Precision diagnosis of tomato diseases for sustainable agriculture through deep learning approach with hybrid data augmentation

Abstract

Tomato is a key crop in global agriculture, yet it faces yield and quality challenges due to various diseases. Traditional disease identification methods are slow and require expertise, limiting their practicality in large-scale farming. Integrating automated disease detection with precision agriculture provides a timely, accurate diagnosis, promoting sustainable practices. However, the scarcity of real-world data hampers effectiveness. To address this issue, data augmentation techniques simulate variations in farm images, enriching datasets for improved detection of diseases. This investigation aims to identify seven different tomato diseases, such as bacterial spot, early blight, late blight, and others, while also detecting healthy plant leaves.

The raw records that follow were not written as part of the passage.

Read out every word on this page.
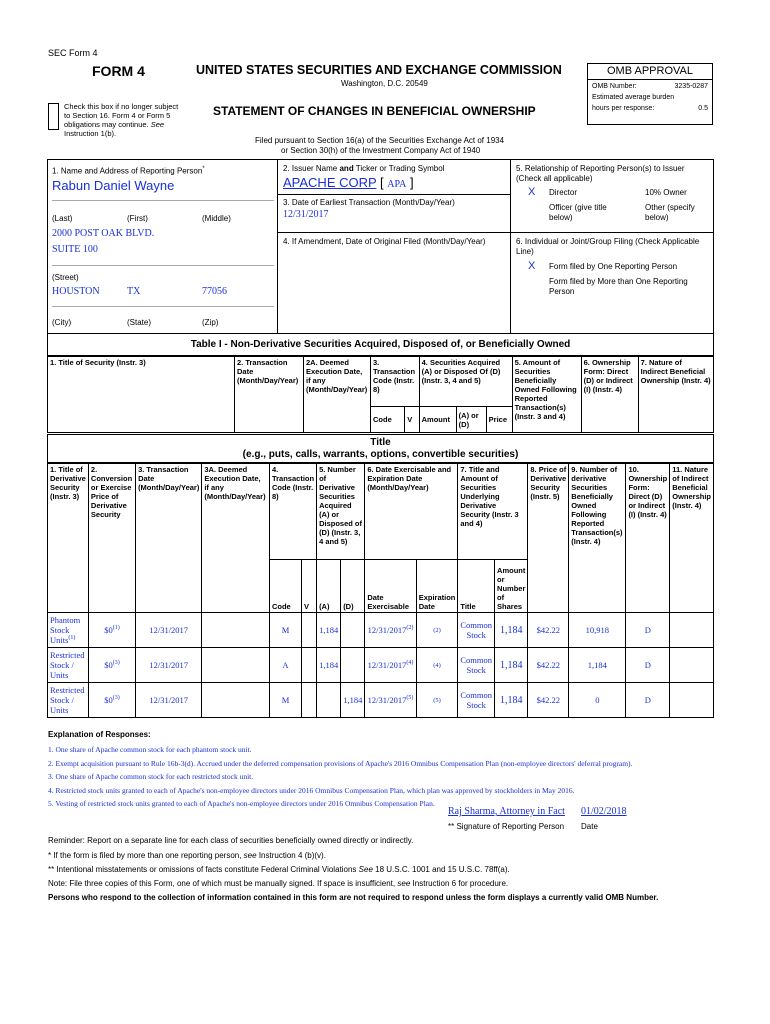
SEC Form 4
FORM 4	UNITED STATES SECURITIES AND EXCHANGE COMMISSION
Washington, D.C. 20549
STATEMENT OF CHANGES IN BENEFICIAL OWNERSHIP
Check this box if no longer subject to Section 16. Form 4 or Form 5 obligations may continue. See Instruction 1(b).
Filed pursuant to Section 16(a) of the Securities Exchange Act of 1934
or Section 30(h) of the Investment Company Act of 1940
OMB APPROVAL
OMB Number:	3235-0287
Estimated average burden
hours per response:	0.5
1. Name and Address of Reporting Person*
Rabun Daniel Wayne
(Last)	(First)	(Middle)
2000 POST OAK BLVD.
SUITE 100
(Street)
HOUSTON	TX	77056
(City)	(State)	(Zip)
2. Issuer Name and Ticker or Trading Symbol
APACHE CORP [ APA ]
3. Date of Earliest Transaction (Month/Day/Year)
12/31/2017
4. If Amendment, Date of Original Filed (Month/Day/Year)
5. Relationship of Reporting Person(s) to Issuer
(Check all applicable)
X Director	10% Owner
Officer (give title below)
Other (specify below)
6. Individual or Joint/Group Filing (Check Applicable Line)
X Form filed by One Reporting Person
Form filed by More than One Reporting Person
Table I - Non-Derivative Securities Acquired, Disposed of, or Beneficially Owned
1. Title of Security (Instr. 3)	2. Transaction Date (Month/Day/Year)	2A. Deemed Execution Date, if any (Month/Day/Year)	3. Transaction Code (Instr. 8)		4. Securities Acquired (A) or Disposed Of (D) (Instr. 3, 4 and 5)			5. Amount of Securities Beneficially Owned Following Reported Transaction(s) (Instr. 3 and 4)	6. Ownership Form: Direct (D) or Indirect (I) (Instr. 4)	7. Nature of Indirect Beneficial Ownership (Instr. 4)
			Code	V	Amount	(A) or (D)	Price			
Title
(e.g., puts, calls, warrants, options, convertible securities)
1. Title of Derivative Security (Instr. 3)	2. Conversion or Exercise Price of Derivative Security	3. Transaction Date (Month/Day/Year)	3A. Deemed Execution Date, if any (Month/Day/Year)	4. Transaction Code (Instr. 8)		5. Number of Derivative Securities Acquired (A) or Disposed of (D) (Instr. 3, 4 and 5)		6. Date Exercisable and Expiration Date (Month/Day/Year)		7. Title and Amount of Securities Underlying Derivative Security (Instr. 3 and 4)		8. Price of Derivative Security (Instr. 5)	9. Number of derivative Securities Beneficially Owned Following Reported Transaction(s) (Instr. 4)	10. Ownership Form: Direct (D) or Indirect (I) (Instr. 4)	11. Nature of Indirect Beneficial Ownership (Instr. 4)
				Code	V	(A)	(D)	Date Exercisable	Expiration Date	Title	Amount or Number of Shares				
Phantom Stock Units$^{(1)}$	$0$^{(1)}$	12/31/2017		M		1,184		12/31/2017$^{(2)}$	(2)	Common Stock	1,184	$42.22	10,918	D	
Restricted Stock / Units	$0$^{(3)}$	12/31/2017		A		1,184		12/31/2017$^{(4)}$	(4)	Common Stock	1,184	$42.22	1,184	D	
Restricted Stock / Units	$0$^{(3)}$	12/31/2017		M			1,184	12/31/2017$^{(5)}$	(5)	Common Stock	1,184	$42.22	0	D	
Explanation of Responses:
1. One share of Apache common stock for each phantom stock unit.
2. Exempt acquisition pursuant to Rule 16b-3(d). Accrued under the deferred compensation provisions of Apache's 2016 Omnibus Compensation Plan (non-employee directors' deferral program).
3. One share of Apache common stock for each restricted stock unit.
4. Restricted stock units granted to each of Apache's non-employee directors under 2016 Omnibus Compensation Plan, which plan was approved by stockholders in May 2016.
5. Vesting of restricted stock units granted to each of Apache's non-employee directors under 2016 Omnibus Compensation Plan.
Raj Sharma, Attorney in Fact 01/02/2018
** Signature of Reporting Person Date
Reminder: Report on a separate line for each class of securities beneficially owned directly or indirectly.
* If the form is filed by more than one reporting person, see Instruction 4 (b)(v).
** Intentional misstatements or omissions of facts constitute Federal Criminal Violations See 18 U.S.C. 1001 and 15 U.S.C. 78ff(a).
Note: File three copies of this Form, one of which must be manually signed. If space is insufficient, see Instruction 6 for procedure.
Persons who respond to the collection of information contained in this form are not required to respond unless the form displays a currently valid OMB Number.
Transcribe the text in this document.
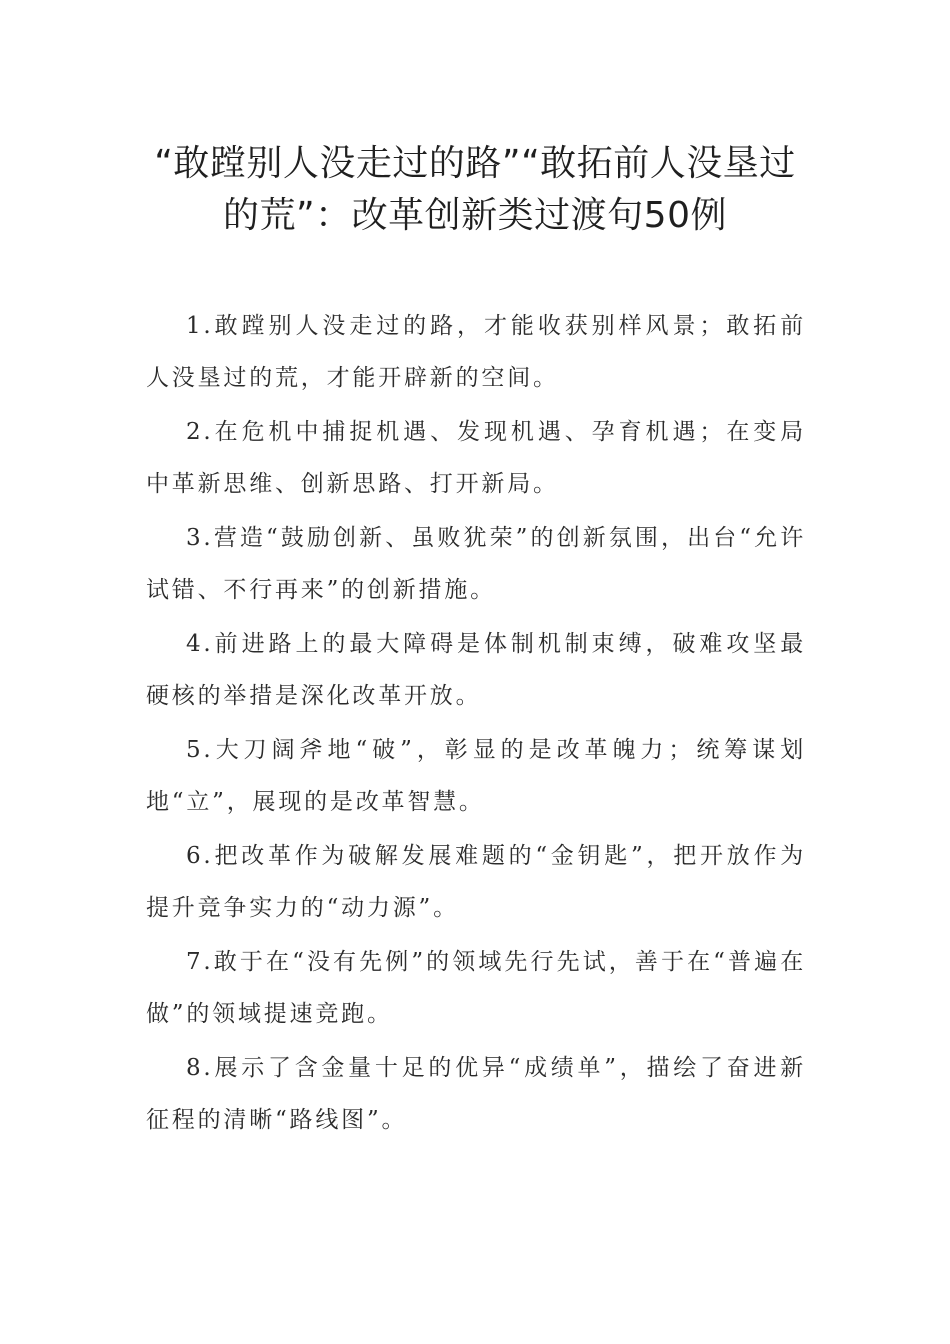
“敢蹚别人没走过的路”“敢拓前人没垦过的荒”：改革创新类过渡句50例

1.敢蹚别人没走过的路，才能收获别样风景；敢拓前人没垦过的荒，才能开辟新的空间。

2.在危机中捕捉机遇、发现机遇、孕育机遇；在变局中革新思维、创新思路、打开新局。

3.营造“鼓励创新、虽败犹荣”的创新氛围，出台“允许试错、不行再来”的创新措施。

4.前进路上的最大障碍是体制机制束缚，破难攻坚最硬核的举措是深化改革开放。

5.大刀阔斧地“破”，彰显的是改革魄力；统筹谋划地“立”，展现的是改革智慧。

6.把改革作为破解发展难题的“金钥匙”，把开放作为提升竞争实力的“动力源”。

7.敢于在“没有先例”的领域先行先试，善于在“普遍在做”的领域提速竞跑。

8.展示了含金量十足的优异“成绩单”，描绘了奋进新征程的清晰“路线图”。
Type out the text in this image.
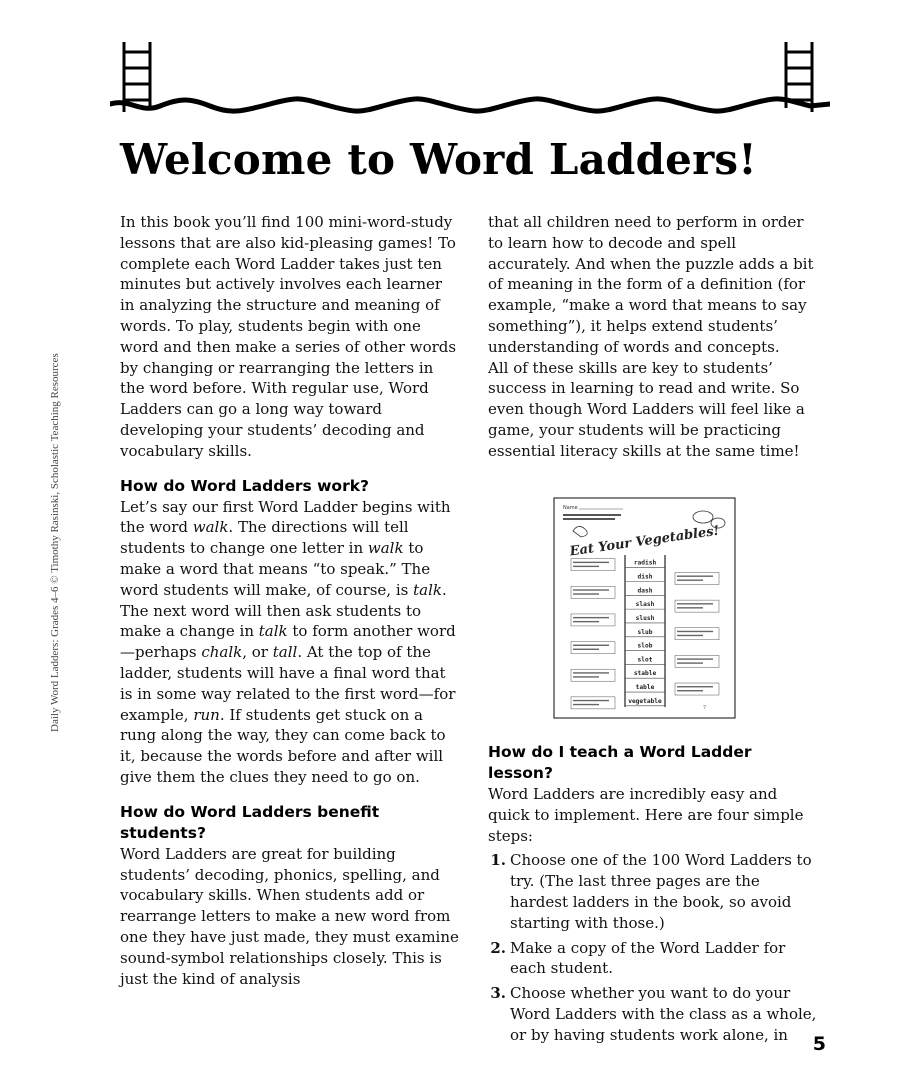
Daily Word Ladders: Grades 4–6 © Timothy Rasinski, Scholastic Teaching Resources
Welcome to Word Ladders!

In this book you’ll find 100 mini-word-study lessons that are also kid-pleasing games! To complete each Word Ladder takes just ten minutes but actively involves each learner in analyzing the structure and meaning of words. To play, students begin with one word and then make a series of other words by changing or rearranging the letters in the word before. With regular use, Word Ladders can go a long way toward developing your students’ decoding and vocabulary skills.

How do Word Ladders work?

Let’s say our first Word Ladder begins with the word walk. The directions will tell students to change one letter in walk to make a word that means “to speak.” The word students will make, of course, is talk. The next word will then ask students to make a change in talk to form another word—perhaps chalk, or tall. At the top of the ladder, students will have a final word that is in some way related to the first word—for example, run. If students get stuck on a rung along the way, they can come back to it, because the words before and after will give them the clues they need to go on.

How do Word Ladders benefit students?

Word Ladders are great for building students’ decoding, phonics, spelling, and vocabulary skills. When students add or rearrange letters to make a new word from one they have just made, they must examine sound-symbol relationships closely. This is just the kind of analysis

that all children need to perform in order to learn how to decode and spell accurately. And when the puzzle adds a bit of meaning in the form of a definition (for example, “make a word that means to say something”), it helps extend students’ understanding of words and concepts.

All of these skills are key to students’ success in learning to read and write. So even though Word Ladders will feel like a game, your students will be practicing essential literacy skills at the same time!

Name
Eat Your Vegetables!
radish
dish
dash
slash
slush
slub
slob
slot
stable
table
vegetable
7
How do I teach a Word Ladder lesson?

Word Ladders are incredibly easy and quick to implement. Here are four simple steps:

1. Choose one of the 100 Word Ladders to try. (The last three pages are the hardest ladders in the book, so avoid starting with those.)
2. Make a copy of the Word Ladder for each student.
3. Choose whether you want to do your Word Ladders with the class as a whole, or by having students work alone, in	5
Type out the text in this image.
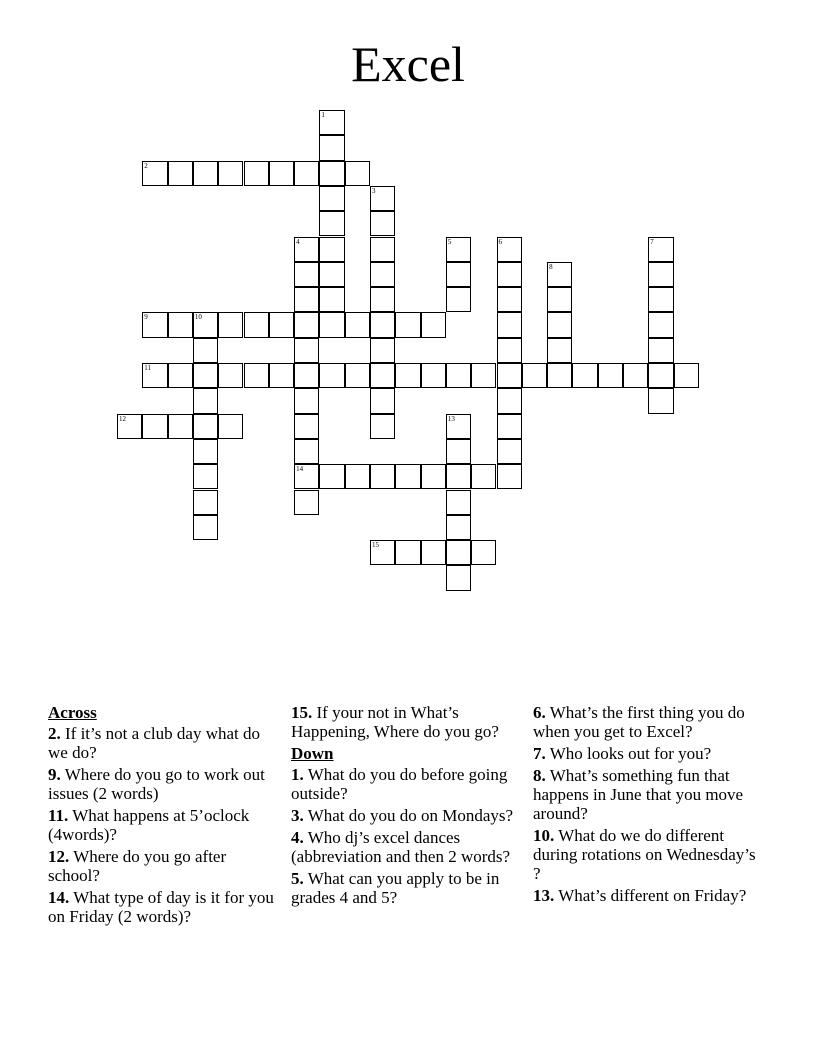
Excel
1
2
3
4	5	6	7
8
9	10
11
12	13
14
15
Across
2. If it’s not a club day what do we do?
9. Where do you go to work out issues (2 words)
11. What happens at 5’oclock (4words)?
12. Where do you go after school?
14. What type of day is it for you on Friday (2 words)?
15. If your not in What’s Happening, Where do you go?
Down
1. What do you do before going outside?
3. What do you do on Mondays?
4. Who dj’s excel dances (abbreviation and then 2 words?
5. What can you apply to be in grades 4 and 5?
6. What’s the first thing you do when you get to Excel?
7. Who looks out for you?
8. What’s something fun that happens in June that you move around?
10. What do we do different during rotations on Wednesday’s ?
13. What’s different on Friday?
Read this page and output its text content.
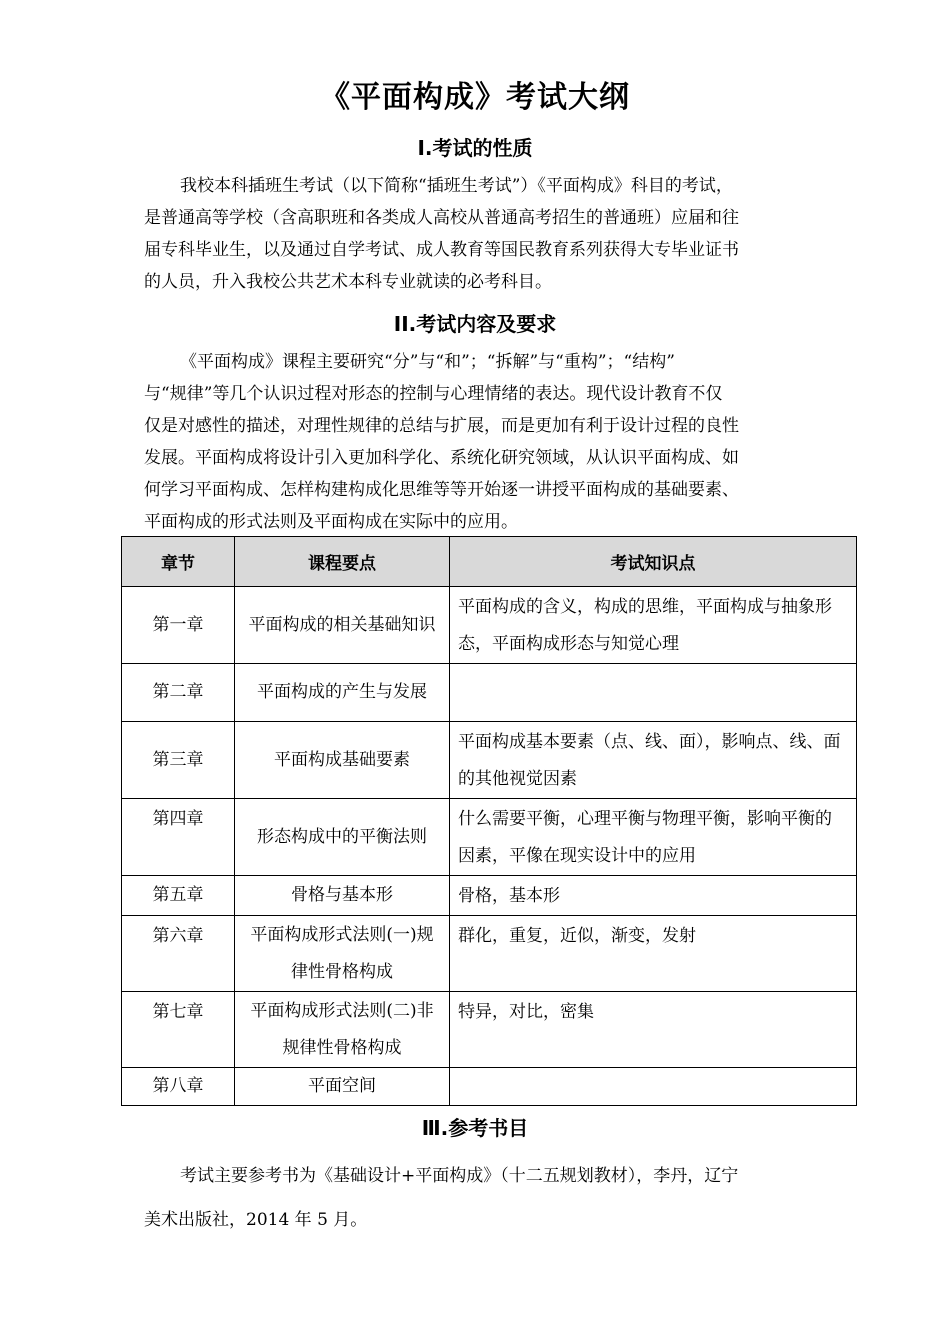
《平面构成》考试大纲
I.考试的性质
我校本科插班生考试（以下简称“插班生考试”）《平面构成》科目的考试，
是普通高等学校（含高职班和各类成人高校从普通高考招生的普通班）应届和往
届专科毕业生，以及通过自学考试、成人教育等国民教育系列获得大专毕业证书
的人员，升入我校公共艺术本科专业就读的必考科目。
II.考试内容及要求
《平面构成》课程主要研究“分”与“和”；“拆解”与“重构”；“结构”
与“规律”等几个认识过程对形态的控制与心理情绪的表达。现代设计教育不仅
仅是对感性的描述，对理性规律的总结与扩展，而是更加有利于设计过程的良性
发展。平面构成将设计引入更加科学化、系统化研究领域，从认识平面构成、如
何学习平面构成、怎样构建构成化思维等等开始逐一讲授平面构成的基础要素、
平面构成的形式法则及平面构成在实际中的应用。
章节	课程要点	考试知识点
第一章	平面构成的相关基础知识	平面构成的含义，构成的思维，平面构成与抽象形态，平面构成形态与知觉心理
第二章	平面构成的产生与发展	
第三章	平面构成基础要素	平面构成基本要素（点、线、面），影响点、线、面的其他视觉因素
第四章	形态构成中的平衡法则	什么需要平衡，心理平衡与物理平衡，影响平衡的因素，平像在现实设计中的应用
第五章	骨格与基本形	骨格，基本形
第六章	平面构成形式法则(一)规律性骨格构成	群化，重复，近似，渐变，发射
第七章	平面构成形式法则(二)非规律性骨格构成	特异，对比，密集
第八章	平面空间	
Ⅲ.参考书目
考试主要参考书为《基础设计+平面构成》（十二五规划教材），李丹，辽宁
美术出版社，2014 年 5 月。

Unlike previous studies that relied on the controlled PlantVillage dataset, this study utilizes the real-world PlantDoc dataset. The study addresses different challenges faced throughout the model development process, like data scarcity and imbalances. A hybrid data augmentation technique is introduced to increase the dataset size from 737 images to 6696 images, which improves the accuracy and robustness of the computer vision model. The study employs the YOLOv8n deep convolutional neural network, achieving 96.5 % mAP, 97 % precision, 93.8 % recall, and 95 % F1 score. The results demonstrate a significant improvement in disease detection, addressing challenges from inadequate datasets and advancing AI-driven precision agriculture. The proposed YOLOv8n model has the potential to be applied beyond its current scope by training it on datasets of other crops. The model can learn and generalize the unique image features associated with various crop types, expanding its utility in agricultural applications. This flexibility allows the model to detect and classify plant characteristics, diseases, or pests across different crops, enabling its use in diverse agricultural environments. As a result, the YOLOv8n model could serve as a robust tool for precision farming, helping to optimize crop management and enhance productivity on a broader scale.